| Literature DB >> 27114778 |
Rishi Anil Aggarwal1, Ashok Keshav Rathod2, Kshitij Subhash Chaudhary3.
Abstract
It is a well-know fact that type 2 odontoid fractures frequently go into nonunion. If left untreated, patients may develop irreducible atlantoaxial dislocation (AAD). We describe the surgical management of two patients with neglected odontoid fractures and irreducible AAD treated with single stage anterior release followed by posterior instrumented fusion. Both patients presented with history of neglected trauma and progressive myelopathy. Traction under anesthesia failed to achieve reduction of AAD. Anterior release was done by trans-oral approach in one patient and retrophayngeal approach in the other. Posterior fixation was performed with transarticular screws in both the patients. Both patients had full neurological recovery and demonstrated fusion at follow-up. Anterior release followed by posterior instrumented correction may be an effective alternative to the traditional means of treating irreducible dislocations associated with neglected odontoid fractures.Entities:
Keywords: Atlantoaxial dislocation; Atlantoaxial joint; Dislocation; Neglected; Odontoid process
Year: 2016 PMID: 27114778 PMCID: PMC4843074 DOI: 10.4184/asj.2016.10.2.349
Source DB: PubMed Journal: Asian Spine J ISSN: 1976-1902
Fig. 1(A) Lateral X-ray of cervical spine showing atlantoaxial dislocation with localized kyphosis. (B) Computed tomography (CT) scan showing nonunion of type II dens fracture with atlantoaxial dislocation. and clivus canal angle of 114°. (C) Right sided parasagittal CT scan showing normal C1–2 joint. (D) Left sided parasagittal CT scan showing dislocated and arthritic C1–2 joint.
Fig. 2(A) Fluoroscopic image after giving traction under anesthesia showing irreducible atlantoaxial dislocation. (B) Blunt instrument used to release C1–2 intra-articular adhesions following opening of joint capsule during anterior release. (C) Immediate postoperative X-ray.
Fig. 3(A) X-ray at follow-up showing normal C1–2 alignment with C1–2 posterior fusion. (B) Computed tomography scan at follow up showing anatomical alignment of craniovertebral junction with a clivus-canal angle of 145°.

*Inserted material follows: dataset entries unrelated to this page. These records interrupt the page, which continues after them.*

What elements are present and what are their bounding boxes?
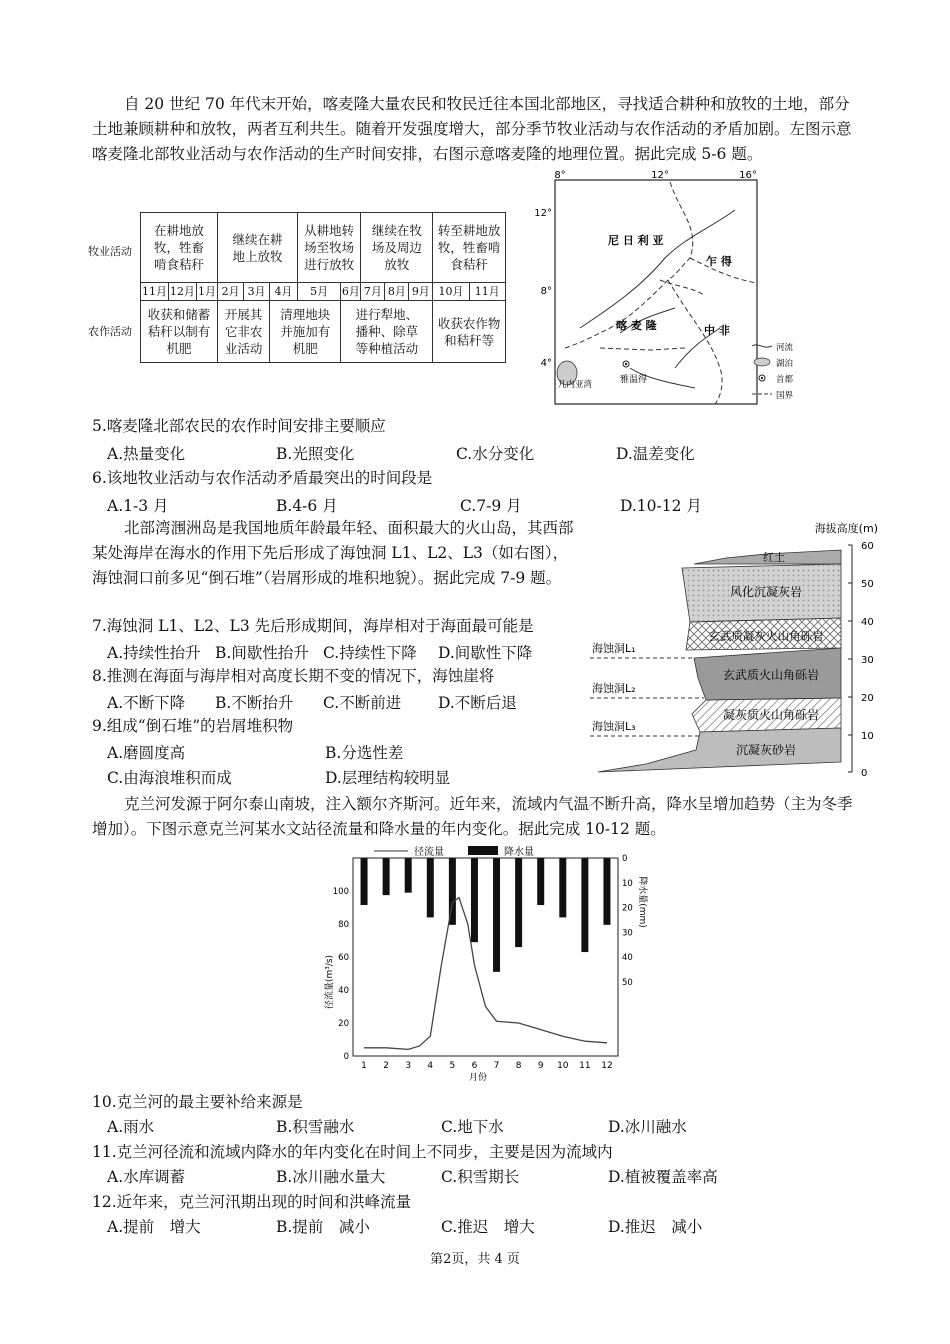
month-cell: 7月 bbox=[361, 283, 385, 301]
country-label: 喀 麦 隆 bbox=[616, 319, 657, 332]
precip-bar bbox=[361, 858, 368, 905]
x-tick-label: 7 bbox=[493, 1061, 500, 1071]
precip-bar bbox=[405, 858, 412, 893]
precip-bar bbox=[537, 858, 544, 905]
month-cell: 3月 bbox=[244, 283, 270, 301]
x-tick-label: 2 bbox=[383, 1061, 389, 1071]
capital-label: 雅温得 bbox=[620, 375, 648, 385]
x-tick-label: 3 bbox=[405, 1061, 412, 1071]
intro-10-12: 克兰河发源于阿尔泰山南坡，注入额尔齐斯河。近年来，流域内气温不断升高，降水呈增加趋势（主为冬季增加）。下图示意克兰河某水文站径流量和降水量的年内变化。据此完成 10-12 题。 bbox=[92, 795, 853, 838]
q9-option[interactable]: C.由海浪堆积而成 bbox=[107, 769, 232, 787]
gulf-label: 几内亚湾 bbox=[558, 380, 593, 390]
q10-option[interactable]: B.积雪融水 bbox=[276, 1118, 355, 1136]
herding-cell: 转至耕地放牧，牲畜啃食秸秆 bbox=[433, 213, 506, 283]
cave-label-l1: 海蚀洞L₁ bbox=[592, 642, 636, 655]
svg-text:50: 50 bbox=[861, 579, 874, 590]
q12-option[interactable]: B.提前 减小 bbox=[276, 1218, 370, 1236]
q7-option[interactable]: A.持续性抬升 bbox=[107, 644, 201, 662]
y-right-tick-label: 50 bbox=[622, 977, 633, 988]
cave-label-l2: 海蚀洞L₂ bbox=[592, 682, 636, 695]
month-cell: 8月 bbox=[385, 283, 409, 301]
month-cell: 6月 bbox=[341, 283, 361, 301]
y-right-tick-label: 20 bbox=[622, 903, 633, 914]
question-6: 6.该地牧业活动与农作活动矛盾最突出的时间段是 bbox=[92, 469, 433, 487]
farming-cell: 开展其它非农业活动 bbox=[218, 301, 270, 363]
sea-cliff-diagram bbox=[586, 518, 886, 780]
q8-option[interactable]: B.不断抬升 bbox=[215, 694, 294, 712]
lat-tick: 12° bbox=[534, 208, 552, 219]
svg-text:河流: 河流 bbox=[776, 343, 794, 353]
x-axis-label: 月份 bbox=[468, 1073, 488, 1083]
q9-option[interactable]: B.分选性差 bbox=[325, 744, 404, 762]
q5-option[interactable]: B.光照变化 bbox=[276, 445, 355, 463]
svg-text:30: 30 bbox=[861, 655, 874, 666]
q11-option[interactable]: A.水库调蓄 bbox=[107, 1168, 186, 1186]
y-right-tick-label: 40 bbox=[622, 953, 633, 963]
q9-option[interactable]: A.磨圆度高 bbox=[107, 744, 186, 762]
schedule-row-label-farming: 农作活动 bbox=[88, 325, 132, 338]
herding-cell: 继续在牧场及周边放牧 bbox=[361, 213, 433, 283]
month-cell: 12月 bbox=[168, 283, 196, 301]
x-tick-label: 6 bbox=[471, 1061, 478, 1071]
question-12: 12.近年来，克兰河汛期出现的时间和洪峰流量 bbox=[92, 1193, 412, 1211]
legend-runoff: 径流量 bbox=[414, 847, 444, 858]
herding-cell: 在耕地放牧，牲畜啃食秸秆 bbox=[141, 213, 218, 283]
question-5: 5.喀麦隆北部农民的农作时间安排主要顺应 bbox=[92, 417, 386, 435]
question-8: 8.推测在海面与海岸相对高度长期不变的情况下，海蚀崖将 bbox=[92, 667, 495, 685]
question-7: 7.海蚀洞 L1、L2、L3 先后形成期间，海岸相对于海面最可能是 bbox=[92, 617, 534, 635]
x-tick-label: 8 bbox=[515, 1061, 522, 1071]
svg-text:10: 10 bbox=[861, 731, 874, 742]
lon-tick: 16° bbox=[739, 170, 757, 181]
country-label: 尼 日 利 亚 bbox=[608, 234, 664, 247]
intro-5-6: 自 20 世纪 70 年代末开始，喀麦隆大量农民和牧民迁往本国北部地区，寻找适合耕种和放牧的土地，部分土地兼顾耕种和放牧，两者互利共生。随着开发强度增大，部分季节牧业活动与农作活动的矛盾加剧。左图示意喀麦隆北部牧业活动与农作活动的生产时间安排，右图示意喀麦隆的地理位置。据此完成 5-6 题。 bbox=[92, 95, 852, 163]
x-tick-label: 1 bbox=[361, 1061, 367, 1071]
question-9: 9.组成“倒石堆”的岩屑堆积物 bbox=[92, 717, 294, 735]
svg-text:国界: 国界 bbox=[776, 391, 794, 401]
farming-cell: 收获和储蓄秸秆以制有机肥 bbox=[141, 301, 218, 363]
x-tick-label: 4 bbox=[427, 1061, 434, 1071]
farming-cell: 收获农作物和秸秆等 bbox=[433, 301, 506, 363]
q12-option[interactable]: C.推迟 增大 bbox=[441, 1218, 535, 1236]
layer-label: 凝灰质火山角砾岩 bbox=[722, 708, 820, 722]
y-left-axis-label: 径流量(m³/s) bbox=[325, 954, 335, 1010]
precip-bar bbox=[493, 858, 500, 972]
month-cell: 11月 bbox=[141, 283, 169, 301]
schedule-row-label-herding: 牧业活动 bbox=[88, 245, 132, 258]
month-cell: 2月 bbox=[218, 283, 244, 301]
layer-label: 玄武质火山角砾岩 bbox=[722, 668, 820, 682]
question-11: 11.克兰河径流和流域内降水的年内变化在时间上不同步，主要是因为流域内 bbox=[92, 1143, 613, 1161]
question-10: 10.克兰河的最主要补给来源是 bbox=[92, 1093, 303, 1111]
x-tick-label: 12 bbox=[601, 1061, 613, 1071]
y-right-tick-label: 0 bbox=[622, 854, 628, 864]
y-left-tick-label: 0 bbox=[343, 1052, 349, 1062]
y-right-axis-label: 降水量(mm) bbox=[637, 876, 647, 928]
plot-frame bbox=[353, 858, 618, 1056]
month-cell: 10月 bbox=[433, 283, 469, 301]
lat-tick: 4° bbox=[540, 358, 552, 369]
lon-tick: 12° bbox=[651, 170, 669, 181]
layer-label: 沉凝灰砂岩 bbox=[735, 743, 797, 757]
cameroon-map bbox=[520, 168, 794, 408]
herding-cell: 从耕地转场至牧场进行放牧 bbox=[297, 213, 360, 283]
cave-label-l3: 海蚀洞L₃ bbox=[592, 720, 636, 733]
q7-option[interactable]: B.间歇性抬升 bbox=[215, 644, 309, 662]
schedule-table bbox=[140, 212, 506, 363]
month-cell: 9月 bbox=[409, 283, 433, 301]
runoff-precip-chart bbox=[318, 842, 648, 1082]
layer-label: 风化沉凝灰岩 bbox=[729, 585, 803, 599]
y-left-tick-label: 100 bbox=[332, 887, 349, 897]
svg-text:湖泊: 湖泊 bbox=[776, 359, 794, 369]
svg-text:20: 20 bbox=[861, 693, 874, 704]
map-legend bbox=[752, 342, 794, 401]
y-left-tick-label: 80 bbox=[338, 920, 349, 930]
q6-option[interactable]: D.10-12 月 bbox=[620, 497, 702, 515]
y-right-tick-label: 30 bbox=[622, 928, 633, 939]
month-cell: 5月 bbox=[297, 283, 340, 301]
precip-bar bbox=[515, 858, 522, 947]
intro-7-9: 北部湾涠洲岛是我国地质年龄最年轻、面积最大的火山岛，其西部某处海岸在海水的作用下先后形成了海蚀洞 L1、L2、L3（如右图），海蚀洞口前多见“倒石堆”（岩屑形成的堆积地貌）。据此完成 7-9 题。 bbox=[92, 519, 574, 587]
q10-option[interactable]: A.雨水 bbox=[107, 1118, 155, 1136]
legend-precip: 降水量 bbox=[504, 847, 534, 858]
runoff-line bbox=[364, 898, 607, 1050]
q9-option[interactable]: D.层理结构较明显 bbox=[325, 769, 451, 787]
q7-option[interactable]: C.持续性下降 bbox=[323, 644, 417, 662]
lon-tick: 8° bbox=[554, 170, 566, 181]
q5-option[interactable]: A.热量变化 bbox=[107, 445, 186, 463]
x-tick-label: 10 bbox=[557, 1061, 569, 1071]
precip-bar bbox=[581, 858, 588, 952]
country-label: 乍 得 bbox=[706, 255, 732, 268]
q7-option[interactable]: D.间歇性下降 bbox=[438, 644, 533, 662]
elevation-axis-title: 海拔高度(m) bbox=[814, 522, 878, 535]
herding-cell: 继续在耕地上放牧 bbox=[218, 213, 298, 283]
q5-option[interactable]: D.温差变化 bbox=[616, 445, 695, 463]
q8-option[interactable]: C.不断前进 bbox=[323, 694, 402, 712]
svg-text:首都: 首都 bbox=[776, 375, 794, 385]
svg-text:60: 60 bbox=[861, 541, 874, 552]
precip-bar bbox=[471, 858, 478, 942]
q6-option[interactable]: C.7-9 月 bbox=[460, 497, 522, 515]
q5-option[interactable]: C.水分变化 bbox=[456, 445, 535, 463]
q6-option[interactable]: B.4-6 月 bbox=[276, 497, 338, 515]
layer-label: 玄武质凝灰火山角砾岩 bbox=[708, 629, 824, 643]
q8-option[interactable]: A.不断下降 bbox=[107, 694, 186, 712]
precip-bar bbox=[559, 858, 566, 917]
y-left-tick-label: 40 bbox=[338, 986, 349, 996]
farming-cell: 清理地块并施加有机肥 bbox=[270, 301, 341, 363]
month-cell: 11月 bbox=[469, 283, 505, 301]
q10-option[interactable]: D.冰川融水 bbox=[608, 1118, 687, 1136]
chart-legend bbox=[374, 845, 534, 858]
y-right-tick-label: 10 bbox=[622, 878, 633, 889]
x-tick-label: 5 bbox=[449, 1061, 456, 1071]
precip-bar bbox=[427, 858, 434, 917]
q8-option[interactable]: D.不断后退 bbox=[438, 694, 517, 712]
q10-option[interactable]: C.地下水 bbox=[441, 1118, 504, 1136]
precip-bar bbox=[603, 858, 610, 925]
farming-cell: 进行犁地、播种、除草等种植活动 bbox=[341, 301, 433, 363]
country-label: 中 非 bbox=[704, 324, 730, 337]
month-cell: 1月 bbox=[196, 283, 217, 301]
svg-text:40: 40 bbox=[861, 617, 874, 628]
q12-option[interactable]: D.推迟 减小 bbox=[608, 1218, 703, 1236]
x-tick-label: 9 bbox=[537, 1061, 544, 1071]
svg-text:0: 0 bbox=[861, 768, 868, 779]
y-left-tick-label: 20 bbox=[338, 1019, 349, 1029]
y-left-tick-label: 60 bbox=[338, 953, 349, 963]
q11-option[interactable]: D.植被覆盖率高 bbox=[608, 1168, 718, 1186]
month-cell: 4月 bbox=[270, 283, 298, 301]
lat-tick: 8° bbox=[540, 286, 552, 297]
q12-option[interactable]: A.提前 增大 bbox=[107, 1218, 201, 1236]
q11-option[interactable]: C.积雪期长 bbox=[441, 1168, 520, 1186]
q6-option[interactable]: A.1-3 月 bbox=[107, 497, 169, 515]
precip-bar bbox=[383, 858, 390, 895]
layer-label: 红土 bbox=[763, 551, 785, 564]
x-tick-label: 11 bbox=[579, 1061, 591, 1071]
page-footer: 第2页，共 4 页 bbox=[430, 1252, 520, 1267]
q11-option[interactable]: B.冰川融水量大 bbox=[276, 1168, 386, 1186]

Fig. 4(A) Lateral X-ray of cervical spine showing atlantoaxial dislocation (AAD). (B) Lateral X-ray following traction in ward showing irreducible AAD. (C) Computed tomography scan showing nonunion type II dens fracture. Some new bone formation is seen at the fracture site, which was probably one of the contributing factors preventing reduction. (D) Anatomical C1–2 alignment following anterior release. (E) A sublaminar wire was passed under C1 posterior arch which was used to give a posteriorly directed force to maintain reduction while trans-articular screws were passed. (F) Postoperative X-ray.